Itália registra primeiro caso humano de gripe aviária H9N2 na Europa
OMS afirma que risco para a população geral é baixo, mas reforça necessidade de vigilância global após caso importado do Senegal.
O governo da Itália notificou a Organização Mundial da Saúde (OMS) em 21 de março após identificar um caso humano importado de influenza aviária A (H9), posteriormente confirmado como A (H9N2) por sequenciamento genético.
De acordo com o Regulamento Sanitário Internacional (RSI), de 2005, infecções humanas causadas por novos subtipos do vírus influenza A são consideradas eventos com potencial de alto impacto para a saúde pública e, por isso, devem ser comunicadas à OMS.
Este é o primeiro caso humano importado de H9N2 notificado na Europa. Apesar do registro, a OMS avalia que o risco atual para a população em geral é baixo, mas mantém o monitoramento do vírus e da situação em escala global. Até o momento, não há recomendação de restrições de viagem ou comércio.
"A maioria dos casos humanos relatados de infecção pelo H9N2 está associada à exposição a aves infectadas ou ambientes contaminados, sendo que a maioria apresenta doença leve", informou a OMS em nota oficial.
"As evidências epidemiológicas e virológicas atuais indicam que nenhum dos vírus influenza A caracterizados até o momento adquiriu capacidade de transmissão sustentada entre humanos. Portanto, a probabilidade de disseminação sustentada de pessoa para pessoa é baixa neste momento", acrescentou a entidade.
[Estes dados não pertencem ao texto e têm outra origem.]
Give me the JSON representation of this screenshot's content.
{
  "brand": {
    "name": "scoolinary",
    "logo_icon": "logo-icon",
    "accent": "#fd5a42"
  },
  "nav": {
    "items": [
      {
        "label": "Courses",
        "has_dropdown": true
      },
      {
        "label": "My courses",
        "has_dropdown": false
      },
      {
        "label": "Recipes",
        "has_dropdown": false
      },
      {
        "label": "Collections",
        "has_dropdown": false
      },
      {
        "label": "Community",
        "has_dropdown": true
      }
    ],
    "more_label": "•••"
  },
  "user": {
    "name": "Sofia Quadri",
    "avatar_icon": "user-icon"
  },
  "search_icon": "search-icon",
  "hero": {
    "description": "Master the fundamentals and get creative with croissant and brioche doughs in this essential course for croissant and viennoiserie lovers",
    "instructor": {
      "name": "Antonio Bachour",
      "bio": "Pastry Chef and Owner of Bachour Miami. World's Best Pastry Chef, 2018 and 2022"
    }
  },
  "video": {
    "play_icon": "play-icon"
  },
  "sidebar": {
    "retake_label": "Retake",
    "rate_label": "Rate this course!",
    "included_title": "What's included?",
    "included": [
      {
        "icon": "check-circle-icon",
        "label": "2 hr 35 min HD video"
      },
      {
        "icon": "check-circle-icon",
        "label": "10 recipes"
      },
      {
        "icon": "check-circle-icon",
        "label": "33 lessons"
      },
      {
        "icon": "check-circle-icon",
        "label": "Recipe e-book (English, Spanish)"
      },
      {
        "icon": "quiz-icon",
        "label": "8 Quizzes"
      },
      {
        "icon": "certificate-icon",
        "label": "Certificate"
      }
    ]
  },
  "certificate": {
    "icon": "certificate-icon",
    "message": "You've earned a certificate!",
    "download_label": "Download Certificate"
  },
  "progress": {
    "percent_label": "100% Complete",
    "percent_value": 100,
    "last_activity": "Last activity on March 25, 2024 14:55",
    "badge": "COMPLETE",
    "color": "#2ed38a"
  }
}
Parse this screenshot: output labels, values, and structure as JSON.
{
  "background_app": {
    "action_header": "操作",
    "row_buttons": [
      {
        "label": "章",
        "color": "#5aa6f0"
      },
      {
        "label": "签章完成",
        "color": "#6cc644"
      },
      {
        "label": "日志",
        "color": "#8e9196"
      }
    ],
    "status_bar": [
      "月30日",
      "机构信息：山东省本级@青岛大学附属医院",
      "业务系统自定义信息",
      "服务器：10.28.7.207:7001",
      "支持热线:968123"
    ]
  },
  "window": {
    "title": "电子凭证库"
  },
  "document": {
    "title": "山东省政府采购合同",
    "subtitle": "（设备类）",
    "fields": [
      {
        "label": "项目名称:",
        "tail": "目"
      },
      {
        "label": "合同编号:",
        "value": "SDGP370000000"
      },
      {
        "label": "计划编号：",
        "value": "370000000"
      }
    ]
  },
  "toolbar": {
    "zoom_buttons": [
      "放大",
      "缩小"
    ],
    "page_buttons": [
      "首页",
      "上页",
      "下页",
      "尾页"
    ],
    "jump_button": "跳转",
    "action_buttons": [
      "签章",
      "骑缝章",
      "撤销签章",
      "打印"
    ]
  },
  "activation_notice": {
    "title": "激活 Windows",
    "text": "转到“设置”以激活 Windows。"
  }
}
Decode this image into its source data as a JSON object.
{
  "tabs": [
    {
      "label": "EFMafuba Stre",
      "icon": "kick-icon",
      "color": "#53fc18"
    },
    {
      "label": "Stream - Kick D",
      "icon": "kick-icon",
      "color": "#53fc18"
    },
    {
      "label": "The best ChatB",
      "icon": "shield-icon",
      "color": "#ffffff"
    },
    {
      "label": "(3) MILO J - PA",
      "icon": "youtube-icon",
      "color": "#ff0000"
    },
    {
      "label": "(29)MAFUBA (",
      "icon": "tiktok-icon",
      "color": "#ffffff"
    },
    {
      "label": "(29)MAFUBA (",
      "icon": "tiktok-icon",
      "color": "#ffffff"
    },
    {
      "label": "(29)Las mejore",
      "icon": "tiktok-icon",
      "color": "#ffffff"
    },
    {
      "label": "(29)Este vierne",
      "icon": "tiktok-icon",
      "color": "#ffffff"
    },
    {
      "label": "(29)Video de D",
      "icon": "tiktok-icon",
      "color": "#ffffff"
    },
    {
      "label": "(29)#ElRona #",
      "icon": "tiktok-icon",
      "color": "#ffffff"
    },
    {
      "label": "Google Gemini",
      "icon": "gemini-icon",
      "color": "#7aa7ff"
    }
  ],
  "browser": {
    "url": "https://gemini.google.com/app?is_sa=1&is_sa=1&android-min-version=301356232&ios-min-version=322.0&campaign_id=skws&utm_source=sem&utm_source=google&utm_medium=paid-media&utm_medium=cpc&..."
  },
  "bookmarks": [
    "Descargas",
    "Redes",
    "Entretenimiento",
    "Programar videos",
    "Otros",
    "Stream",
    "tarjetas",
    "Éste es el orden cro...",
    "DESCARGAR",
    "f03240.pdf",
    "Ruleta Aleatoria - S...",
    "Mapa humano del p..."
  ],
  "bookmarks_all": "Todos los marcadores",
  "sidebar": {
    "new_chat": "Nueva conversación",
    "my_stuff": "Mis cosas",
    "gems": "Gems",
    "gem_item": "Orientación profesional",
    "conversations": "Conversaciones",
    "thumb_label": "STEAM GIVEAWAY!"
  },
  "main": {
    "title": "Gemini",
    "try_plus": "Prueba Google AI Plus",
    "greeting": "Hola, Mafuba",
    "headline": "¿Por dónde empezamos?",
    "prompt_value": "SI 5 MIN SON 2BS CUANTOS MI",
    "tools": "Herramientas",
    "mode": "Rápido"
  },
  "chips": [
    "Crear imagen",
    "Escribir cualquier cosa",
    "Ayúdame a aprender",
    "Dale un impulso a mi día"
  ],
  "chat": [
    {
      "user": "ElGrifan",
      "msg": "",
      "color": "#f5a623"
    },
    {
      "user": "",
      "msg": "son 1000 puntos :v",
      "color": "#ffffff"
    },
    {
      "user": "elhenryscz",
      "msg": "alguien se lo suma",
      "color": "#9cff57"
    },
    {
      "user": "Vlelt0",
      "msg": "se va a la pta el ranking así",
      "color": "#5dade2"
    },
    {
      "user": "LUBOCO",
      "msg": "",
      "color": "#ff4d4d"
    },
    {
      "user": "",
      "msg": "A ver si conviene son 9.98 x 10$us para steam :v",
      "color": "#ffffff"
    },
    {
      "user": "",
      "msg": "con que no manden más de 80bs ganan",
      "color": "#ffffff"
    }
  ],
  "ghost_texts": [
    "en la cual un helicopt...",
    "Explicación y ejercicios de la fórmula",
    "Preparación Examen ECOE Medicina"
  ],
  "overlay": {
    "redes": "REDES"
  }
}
O caso foi registrado em um homem adulto que permaneceu no Senegal por mais de seis meses e viajou para a Itália em meados de março. Os primeiros achados genéticos sugerem que a infecção foi adquirida de uma fonte aviária no Senegal, país que já havia registrado caso semelhante em 2020.
"Ao chegar à Itália, ele procurou atendimento médico com febre e tosse persistentes", detalhou a OMS. Em 16 de março, exames detectaram a bactéria Mycobacterium tuberculosis (causadora da tuberculose) e o vírus influenza aviária A.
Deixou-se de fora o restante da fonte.